Although the agreement didn’t come into force until 1993, we’ve taken its signing as the starting point to look at a few key indicators.
One of the key planks of the Treaty of the European Union (also known as the Maastricht Treaty) was laying the foundations for the bloc’s single currency, the Euro.
To this end, countries were given strict criteria to get their economies in shape for Economic and Monetary Union.
One of these was ensuring that government debt was less than 60 percent of GDP.
But, as our first chart shows, few countries have actually met this target over the last quarter of a century.
GDP per capita, a key indicator of a country’s wealth and economic strength, has grown steadily since 1992, taking a dip around the time of the 2007-2008 financial crisis.
As the chart shows, Greece and Ireland were among the countries whose GDP per capita were worst hit during the economic downturn.
This is how countries’ populations have grown during the era of the EU.
Many of the bloc’s strongest economies have seen big population increases – France’s has gone up by nearly 10 million.
Romania’s has been decreasing, in part due to migration, compounded by the country joining the EU in 2007.
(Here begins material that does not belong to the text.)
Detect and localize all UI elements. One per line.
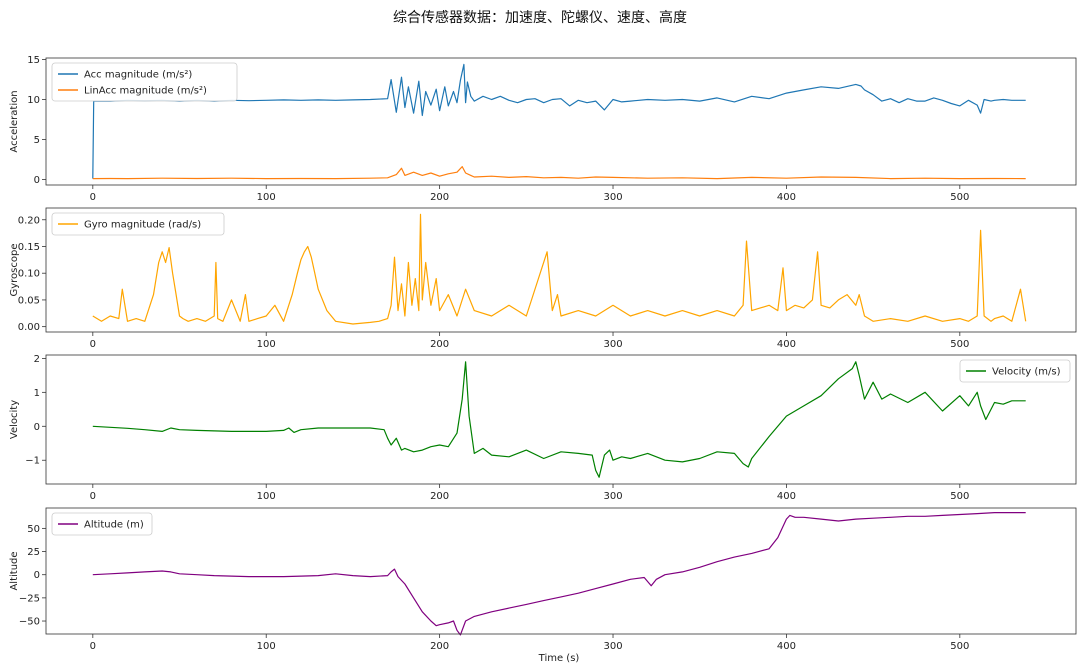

Life expectancy has increased steadily over the last quarter of a century in the EU states we studied below.
Bulgaria and Romania saw growth in their citizens’ life expectancy up until 2014, when both saw their figures drop back slightly.
One of the goals of the Maastricht Treaty was to achieve a high-level of employment.
However, as this chart shows, Greece, Spain and Portugal’s unemployment rates are at record highs since the founding of the EU in 1992.